Nesta quarta-feira (8), o Comitê de Política Monetária (Copom) do Banco Central (BC) está diante da difícil decisão de determinar o tamanho do corte na taxa básica de juros, a Selic. Atualmente em 10,75% ao ano, a possível divisão entre os membros em relação a reduzir a taxa em 0,25 ou 0,5 ponto percentual é um desafio diante da recente alta do dólar e dos juros elevados nos Estados Unidos.

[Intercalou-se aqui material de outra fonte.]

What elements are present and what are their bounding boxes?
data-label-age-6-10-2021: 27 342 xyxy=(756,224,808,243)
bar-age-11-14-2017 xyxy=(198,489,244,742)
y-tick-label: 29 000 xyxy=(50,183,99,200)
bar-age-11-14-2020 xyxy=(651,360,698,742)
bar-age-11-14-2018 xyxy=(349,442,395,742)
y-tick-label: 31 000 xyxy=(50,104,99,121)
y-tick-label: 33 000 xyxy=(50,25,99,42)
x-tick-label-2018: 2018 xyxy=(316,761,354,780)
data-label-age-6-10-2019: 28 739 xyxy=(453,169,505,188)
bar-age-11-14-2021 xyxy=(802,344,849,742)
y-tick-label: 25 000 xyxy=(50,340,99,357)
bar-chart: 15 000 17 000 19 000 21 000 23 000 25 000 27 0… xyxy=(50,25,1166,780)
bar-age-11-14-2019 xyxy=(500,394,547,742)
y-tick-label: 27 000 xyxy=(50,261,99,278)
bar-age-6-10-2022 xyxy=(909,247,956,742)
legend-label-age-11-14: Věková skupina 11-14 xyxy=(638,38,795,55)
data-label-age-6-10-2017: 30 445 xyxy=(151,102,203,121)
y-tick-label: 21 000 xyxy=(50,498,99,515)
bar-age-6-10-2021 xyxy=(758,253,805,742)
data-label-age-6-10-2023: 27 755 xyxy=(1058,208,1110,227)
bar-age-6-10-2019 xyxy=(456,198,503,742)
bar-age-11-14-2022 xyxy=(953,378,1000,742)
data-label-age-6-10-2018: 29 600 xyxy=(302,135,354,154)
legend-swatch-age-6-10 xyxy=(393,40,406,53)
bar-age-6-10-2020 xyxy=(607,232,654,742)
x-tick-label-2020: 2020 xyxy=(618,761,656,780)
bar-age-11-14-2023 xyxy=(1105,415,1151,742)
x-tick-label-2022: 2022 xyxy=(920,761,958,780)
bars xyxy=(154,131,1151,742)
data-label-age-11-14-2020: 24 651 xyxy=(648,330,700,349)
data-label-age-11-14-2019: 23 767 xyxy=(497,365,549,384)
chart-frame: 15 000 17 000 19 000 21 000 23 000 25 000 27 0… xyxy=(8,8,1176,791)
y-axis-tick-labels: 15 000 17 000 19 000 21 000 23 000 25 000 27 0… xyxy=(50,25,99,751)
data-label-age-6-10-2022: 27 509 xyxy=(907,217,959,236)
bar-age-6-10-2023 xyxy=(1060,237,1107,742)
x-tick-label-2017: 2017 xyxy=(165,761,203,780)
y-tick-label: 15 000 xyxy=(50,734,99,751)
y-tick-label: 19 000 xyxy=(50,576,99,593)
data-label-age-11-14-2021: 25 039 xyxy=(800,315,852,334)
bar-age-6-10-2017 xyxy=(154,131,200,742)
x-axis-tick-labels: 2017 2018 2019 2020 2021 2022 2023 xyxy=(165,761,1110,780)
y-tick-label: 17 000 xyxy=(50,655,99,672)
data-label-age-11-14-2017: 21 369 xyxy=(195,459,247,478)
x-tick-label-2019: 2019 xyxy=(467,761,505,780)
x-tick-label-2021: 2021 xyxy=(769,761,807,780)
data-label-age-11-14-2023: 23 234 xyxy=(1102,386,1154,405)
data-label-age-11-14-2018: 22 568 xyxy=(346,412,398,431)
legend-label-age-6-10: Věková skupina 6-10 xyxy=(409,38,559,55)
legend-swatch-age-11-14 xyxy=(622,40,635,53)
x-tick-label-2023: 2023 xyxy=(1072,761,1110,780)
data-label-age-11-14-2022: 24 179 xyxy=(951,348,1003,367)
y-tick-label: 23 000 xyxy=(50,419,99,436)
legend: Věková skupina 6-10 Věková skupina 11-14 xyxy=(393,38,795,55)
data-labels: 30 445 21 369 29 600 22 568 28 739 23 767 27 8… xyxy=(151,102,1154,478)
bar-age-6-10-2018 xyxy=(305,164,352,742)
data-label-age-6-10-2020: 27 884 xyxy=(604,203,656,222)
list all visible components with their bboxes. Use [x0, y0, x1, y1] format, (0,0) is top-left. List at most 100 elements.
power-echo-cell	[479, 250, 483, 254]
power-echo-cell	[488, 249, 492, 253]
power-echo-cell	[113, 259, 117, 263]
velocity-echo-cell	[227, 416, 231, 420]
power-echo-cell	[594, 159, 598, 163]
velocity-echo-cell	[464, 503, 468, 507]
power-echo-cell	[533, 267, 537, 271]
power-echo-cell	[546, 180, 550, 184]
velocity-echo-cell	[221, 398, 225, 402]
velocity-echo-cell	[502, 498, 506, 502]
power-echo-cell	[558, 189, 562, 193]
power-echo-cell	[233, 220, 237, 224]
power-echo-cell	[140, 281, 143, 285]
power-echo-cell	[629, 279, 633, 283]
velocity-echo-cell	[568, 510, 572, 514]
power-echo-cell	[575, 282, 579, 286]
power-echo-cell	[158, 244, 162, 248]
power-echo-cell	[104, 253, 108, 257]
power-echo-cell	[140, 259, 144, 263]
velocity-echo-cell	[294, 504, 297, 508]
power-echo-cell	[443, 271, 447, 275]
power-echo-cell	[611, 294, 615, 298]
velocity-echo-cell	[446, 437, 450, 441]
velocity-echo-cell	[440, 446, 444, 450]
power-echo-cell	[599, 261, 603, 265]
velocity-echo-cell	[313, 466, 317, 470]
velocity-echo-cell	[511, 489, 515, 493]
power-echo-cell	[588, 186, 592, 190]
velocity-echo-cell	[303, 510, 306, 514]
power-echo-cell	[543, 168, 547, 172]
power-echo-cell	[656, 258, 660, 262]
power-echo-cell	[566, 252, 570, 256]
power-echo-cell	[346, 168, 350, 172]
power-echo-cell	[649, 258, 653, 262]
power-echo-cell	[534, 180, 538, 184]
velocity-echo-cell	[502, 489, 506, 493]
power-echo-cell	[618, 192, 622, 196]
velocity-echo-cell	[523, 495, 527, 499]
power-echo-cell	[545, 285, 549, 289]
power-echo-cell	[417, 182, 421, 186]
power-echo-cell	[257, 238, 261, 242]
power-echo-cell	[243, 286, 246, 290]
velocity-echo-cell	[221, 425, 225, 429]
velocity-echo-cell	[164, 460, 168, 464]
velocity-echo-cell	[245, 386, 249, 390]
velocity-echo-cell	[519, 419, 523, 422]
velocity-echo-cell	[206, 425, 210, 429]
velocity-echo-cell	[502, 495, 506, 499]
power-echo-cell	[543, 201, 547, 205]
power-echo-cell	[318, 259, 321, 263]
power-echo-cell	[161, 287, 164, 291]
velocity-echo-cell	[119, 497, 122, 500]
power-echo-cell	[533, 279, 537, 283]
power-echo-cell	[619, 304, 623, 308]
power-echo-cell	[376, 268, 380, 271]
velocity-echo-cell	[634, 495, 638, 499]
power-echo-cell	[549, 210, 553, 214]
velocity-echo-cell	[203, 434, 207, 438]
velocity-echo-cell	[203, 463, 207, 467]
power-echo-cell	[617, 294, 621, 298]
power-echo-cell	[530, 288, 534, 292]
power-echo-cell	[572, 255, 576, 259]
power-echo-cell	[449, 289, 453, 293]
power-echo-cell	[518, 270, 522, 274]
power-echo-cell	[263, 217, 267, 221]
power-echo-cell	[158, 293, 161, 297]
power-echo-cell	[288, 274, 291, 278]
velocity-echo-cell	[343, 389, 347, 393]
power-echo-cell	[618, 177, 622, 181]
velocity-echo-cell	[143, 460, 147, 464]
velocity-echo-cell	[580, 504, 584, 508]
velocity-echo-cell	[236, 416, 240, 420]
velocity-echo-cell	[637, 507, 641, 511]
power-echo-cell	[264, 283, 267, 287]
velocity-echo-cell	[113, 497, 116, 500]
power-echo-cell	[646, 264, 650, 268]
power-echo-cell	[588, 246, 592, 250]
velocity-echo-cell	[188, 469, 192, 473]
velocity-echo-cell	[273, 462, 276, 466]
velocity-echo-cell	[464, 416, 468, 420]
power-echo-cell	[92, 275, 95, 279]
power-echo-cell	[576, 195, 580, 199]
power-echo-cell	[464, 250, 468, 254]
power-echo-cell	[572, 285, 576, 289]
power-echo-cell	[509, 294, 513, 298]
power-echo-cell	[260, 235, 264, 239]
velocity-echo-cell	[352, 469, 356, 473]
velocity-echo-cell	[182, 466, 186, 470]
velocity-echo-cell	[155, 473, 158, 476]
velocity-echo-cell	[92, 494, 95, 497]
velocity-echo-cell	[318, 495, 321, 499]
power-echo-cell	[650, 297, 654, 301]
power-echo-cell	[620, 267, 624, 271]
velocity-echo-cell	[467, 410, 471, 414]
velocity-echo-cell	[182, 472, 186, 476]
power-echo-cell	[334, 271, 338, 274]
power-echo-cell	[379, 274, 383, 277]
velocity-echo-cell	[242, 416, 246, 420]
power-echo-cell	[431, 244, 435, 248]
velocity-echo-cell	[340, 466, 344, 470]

As expectativas para o encontro de maio foram alteradas devido às fortes instabilidades no mercado financeiro global nas últimas semanas, o que complicou a previsibilidade inicial do Copom. Em março, durante a última reunião, o Copom havia informado que todos os diretores do Banco Central e o presidente Roberto Campos Neto estavam prevendo um corte de 0,5 ponto percentual para maio.

No entanto, a viagem do presidente do BC para a reunião do G20 em abril, onde afirmou que a decisão do Copom dependeria do nível de incerteza na economia global, acrescentou ainda mais variáveis à equação. Segundo o boletim Focus, pesquisa semanal com analistas de mercado, a previsão para o corte na taxa Selic é de 0,25 ponto percentual, com expectativa de que a Selic chegue a 9,63% ao final do ano.

A decisão que será anunciada ao final do dia representa o sétimo corte desde agosto, quando o Banco Central interrompeu o ciclo de aperto monetário. O objetivo do Copom ao reduzir a taxa básica de juros é controlar a inflação, que permanece dentro da meta estabelecida pelo Conselho Monetário Nacional, com uma estimativa de alta de 3,72% para 2024.

A expectativa em relação à inflação e à economia global, juntamente com os cenários políticos e econômicos externos e internos, influenciarão a decisão do Copom. A taxa Selic é fundamental para as negociações de títulos públicos e serve como referência para as demais taxas da economia, impactando diretamente o crédito, o consumo e a atividade econômica como um todo.

Portanto, a decisão do Copom nesta quarta-feira terá grande impacto nas perspectivas econômicas do país e nas expectativas dos agentes do mercado financeiro, refletindo não apenas a conjuntura nacional, mas também os desafios e incertezas presentes no cenário global. O desafio será encontrar o equilíbrio entre o estímulo à economia e o controle da inflação, garantindo um cenário de crescimento sustentável no médio e longo prazo.